Modification proposée
I. – Supprimer les alinéas 6 et 7. II. – En conséquence, à l’alinéa 8, supprimer la référence : « et au II ».
Modification proposée dans le dispositif officiel · ARTICLE 6.
Le présent amendement supprime le II de l’article 6, qui ouvre un cadre temporaire de régularisation des affectations de biens immobiliers entre les entités du groupe SNCF, par transfert de propriété ou d’affectation à leur valeur nette comptable. Cette disposition, en effet, ouvre la faculté de transfert à l’ensemble des entités du groupe public unifié au sens de l’article L. 2101‑1 du code des transports — soit la société nationale SNCF et toutes les sociétés qu’elle contrôle, directement ou indirectement, y compris celles intervenant dans des secteurs concurrentiels, sans la circonscrire aux sociétés issues des trois établissements publics entre lesquels le foncier avait été réparti en 2020 ; de surcroît, en autorisant les transferts opérés « en tenant compte des usages actuels » des biens, il permet une réallocation du patrimoine excédant la seule correction des affectations héritées de la réforme.

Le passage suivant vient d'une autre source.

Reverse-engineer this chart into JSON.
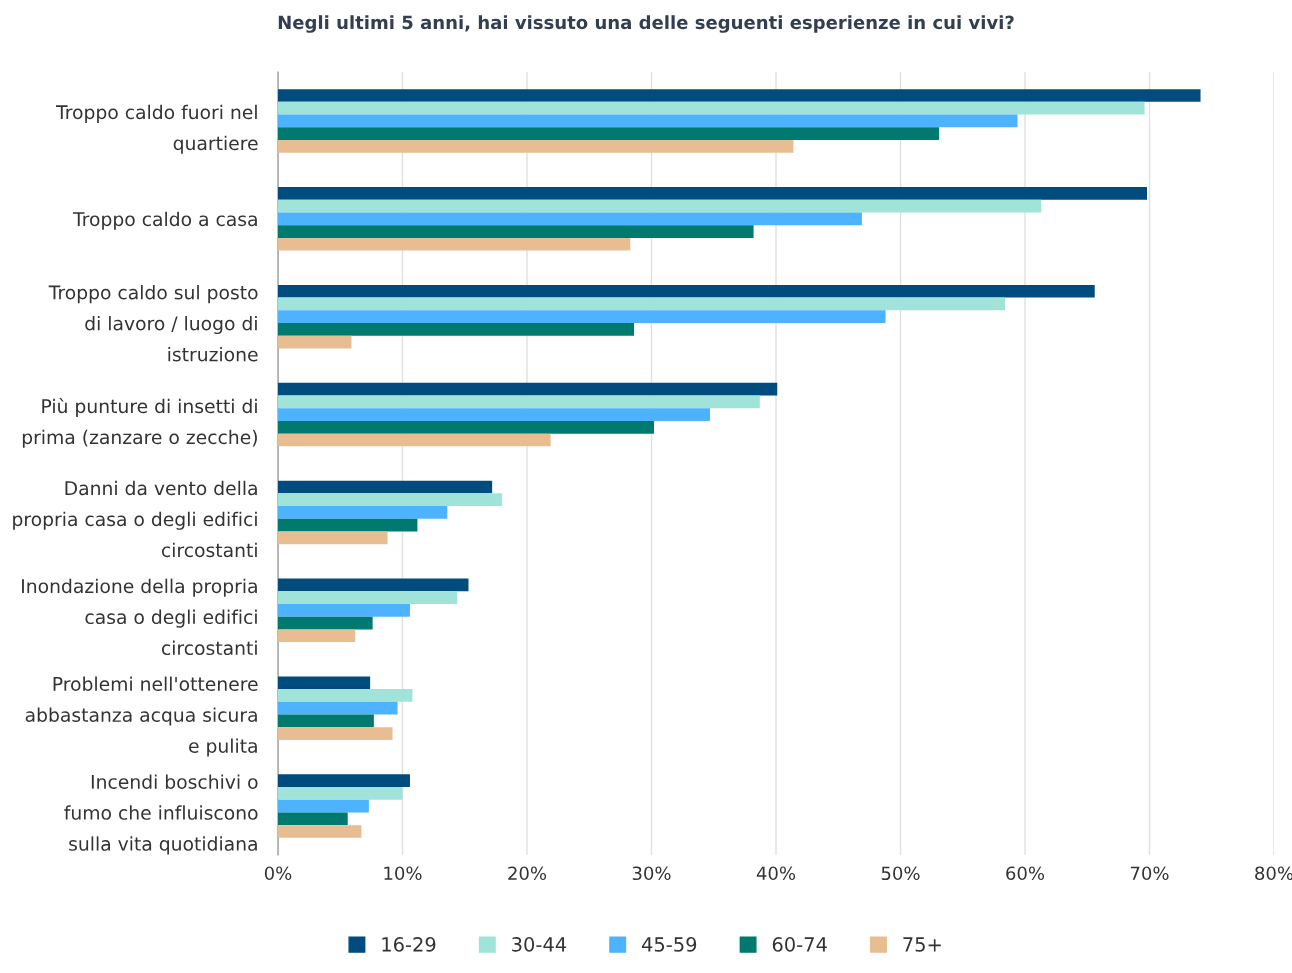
{
  "chart_data": {
    "type": "bar",
    "orientation": "horizontal",
    "title": "Negli ultimi 5 anni, hai vissuto una delle seguenti esperienze in cui vivi?",
    "categories": [
      "Troppo caldo fuori nel\nquartiere",
      "Troppo caldo a casa",
      "Troppo caldo sul posto\ndi lavoro / luogo di\nistruzione",
      "Più punture di insetti di\nprima (zanzare o zecche)",
      "Danni da vento della\npropria casa o degli edifici\ncircostanti",
      "Inondazione della propria\ncasa o degli edifici\ncircostanti",
      "Problemi nell'ottenere\nabbastanza acqua sicura\ne pulita",
      "Incendi boschivi o\nfumo che influiscono\nsulla vita quotidiana"
    ],
    "series": [
      {
        "name": "16-29",
        "color": "#004c7f",
        "values": [
          74.1,
          69.8,
          65.6,
          40.1,
          17.2,
          15.3,
          7.4,
          10.6
        ]
      },
      {
        "name": "30-44",
        "color": "#a0e3d8",
        "values": [
          69.6,
          61.3,
          58.4,
          38.7,
          18.0,
          14.4,
          10.8,
          10.0
        ]
      },
      {
        "name": "45-59",
        "color": "#4db3ff",
        "values": [
          59.4,
          46.9,
          48.8,
          34.7,
          13.6,
          10.6,
          9.6,
          7.3
        ]
      },
      {
        "name": "60-74",
        "color": "#007a6e",
        "values": [
          53.1,
          38.2,
          28.6,
          30.2,
          11.2,
          7.6,
          7.7,
          5.6
        ]
      },
      {
        "name": "75+",
        "color": "#e8bd91",
        "values": [
          41.4,
          28.3,
          5.9,
          21.9,
          8.8,
          6.2,
          9.2,
          6.7
        ]
      }
    ],
    "xlim": [
      0,
      80
    ],
    "xticks": [
      {
        "value": 0,
        "label": "0%"
      },
      {
        "value": 10,
        "label": "10%"
      },
      {
        "value": 20,
        "label": "20%"
      },
      {
        "value": 30,
        "label": "30%"
      },
      {
        "value": 40,
        "label": "40%"
      },
      {
        "value": 50,
        "label": "50%"
      },
      {
        "value": 60,
        "label": "60%"
      },
      {
        "value": 70,
        "label": "70%"
      },
      {
        "value": 80,
        "label": "80%"
      }
    ],
    "grid": "x",
    "legend": "bottom"
  }
}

Elle retient, ensuite, un critère de valorisation à la valeur nette comptable qui ne garantit pas, à lui seul, que les transferts interviennent à des conditions conformes à la valeur de marché. Rapporté à l'étendue du champ des entités bénéficiaires, dont certaines exercent une activité concurrentielle, ce mode de valorisation expose le dispositif à un risque juridique au regard des règles relatives aux aides d'État.